Oscar Stilley's Hunger Strike Continues: Week 6

I’ve only ever spoken to Oscar Stilley on the phone. Over the course of a couple weeks in 2007 or so, I paid Oscar for some of his time and legal expertise on a case I was pleading on my own. I guess we spent something like ten hours on the phone together talking about my case, and as guys will, about other things. We occasionally drifted far from hearsay and discovery into tree farming and philosophy. I felt like I got good value for my money on every topic.
Oscar had a great interest in trees. I was living in a tropical climate at the time. He was excited by the variety, beauty, and utility of tropical trees. He was able to tell me the kinds of trees that grew in the country where I lived. He knew how the teak farm scam worked. He knew the best way to thin a stand of pine for maximum plank production.
Arborists are people who take the long view. They are out of place in our quick buck times, but we need them. Real prosperity and progress are impossible without a vision of the future. The long view is often taken by men of conviction and principle, by men who respect and revere the land, and who pay more than lip service to concern for the prosperity of future generations.
After working and talking with Oscar Stilley for just a few hours I never doubted that he was such a man.
When I learned that he had been convicted of “tax crimes” and sentenced to an appalling fifteen years in prison I was stunned with the menacing injustice of it. The severity of his sentence is in no way related to the magnitude of his alleged crimes. It is rather an indication that attorneys like Oscar, who insist on the rule of law and speak truth to power are all the more contemptible for neglecting their duties as “officers of the court;” they will be dealt with severely.

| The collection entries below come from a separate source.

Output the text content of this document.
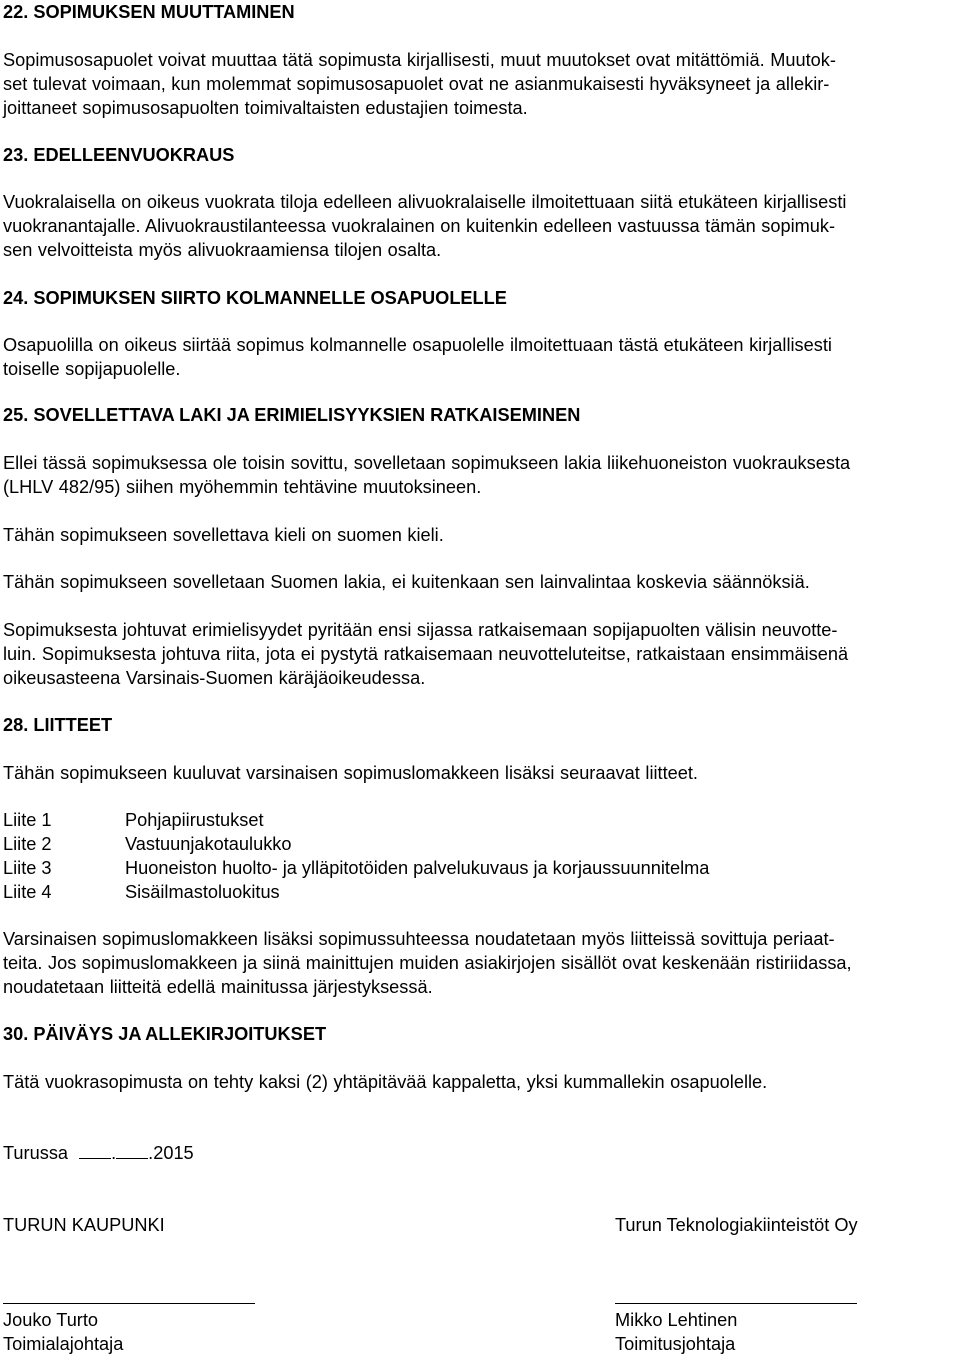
22. SOPIMUKSEN MUUTTAMINEN
Sopimusosapuolet voivat muuttaa tätä sopimusta kirjallisesti, muut muutokset ovat mitättömiä. Muutok-
set tulevat voimaan, kun molemmat sopimusosapuolet ovat ne asianmukaisesti hyväksyneet ja allekir-
joittaneet sopimusosapuolten toimivaltaisten edustajien toimesta.
23. EDELLEENVUOKRAUS
Vuokralaisella on oikeus vuokrata tiloja edelleen alivuokralaiselle ilmoitettuaan siitä etukäteen kirjallisesti
vuokranantajalle. Alivuokraustilanteessa vuokralainen on kuitenkin edelleen vastuussa tämän sopimuk-
sen velvoitteista myös alivuokraamiensa tilojen osalta.
24. SOPIMUKSEN SIIRTO KOLMANNELLE OSAPUOLELLE
Osapuolilla on oikeus siirtää sopimus kolmannelle osapuolelle ilmoitettuaan tästä etukäteen kirjallisesti
toiselle sopijapuolelle.
25. SOVELLETTAVA LAKI JA ERIMIELISYYKSIEN RATKAISEMINEN
Ellei tässä sopimuksessa ole toisin sovittu, sovelletaan sopimukseen lakia liikehuoneiston vuokrauksesta
(LHLV 482/95) siihen myöhemmin tehtävine muutoksineen.
Tähän sopimukseen sovellettava kieli on suomen kieli.
Tähän sopimukseen sovelletaan Suomen lakia, ei kuitenkaan sen lainvalintaa koskevia säännöksiä.
Sopimuksesta johtuvat erimielisyydet pyritään ensi sijassa ratkaisemaan sopijapuolten välisin neuvotte-
luin. Sopimuksesta johtuva riita, jota ei pystytä ratkaisemaan neuvotteluteitse, ratkaistaan ensimmäisenä
oikeusasteena Varsinais-Suomen käräjäoikeudessa.
28. LIITTEET
Tähän sopimukseen kuuluvat varsinaisen sopimuslomakkeen lisäksi seuraavat liitteet.
Liite 1	Pohjapiirustukset
Liite 2	Vastuunjakotaulukko
Liite 3	Huoneiston huolto- ja ylläpitotöiden palvelukuvaus ja korjaussuunnitelma
Liite 4	Sisäilmastoluokitus
Varsinaisen sopimuslomakkeen lisäksi sopimussuhteessa noudatetaan myös liitteissä sovittuja periaat-
teita. Jos sopimuslomakkeen ja siinä mainittujen muiden asiakirjojen sisällöt ovat keskenään ristiriidassa,
noudatetaan liitteitä edellä mainitussa järjestyksessä.
30. PÄIVÄYS JA ALLEKIRJOITUKSET
Tätä vuokrasopimusta on tehty kaksi (2) yhtäpitävää kappaletta, yksi kummallekin osapuolelle.
Turussa . .2015
TURUN KAUPUNKI	Turun Teknologiakiinteistöt Oy
Jouko Turto
Toimialajohtaja
Mikko Lehtinen
Toimitusjohtaja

But locking up man like Oscar Stilley does not change him; it only refocuses his quest for justice. Oscar is obviously a man with a reverence for rule of law and deeply held commitment to making moral choices. Putting him behind bars won’t change any of that. But insisting on justice in an environment of total state control is a risky proposition. Oscar will be nearing his seventh week of a hunger strike in the first week of September. If he were to quietly die his tormentors would win.
I despair that I live in the kind of society that needs to lock up men like Oscar Stilley to silence them and scare others like him. I’m appalled that so few of us recognize the monstrous injustice of America’s state sponsored prison industry. I’m terrified that those of us who do will become targets for badge bearing thugs.
But I’m not so paralyzed that I won't urge everyone I know to tell everyone they know about Oscar’s hunger strike. I hope you feel the same.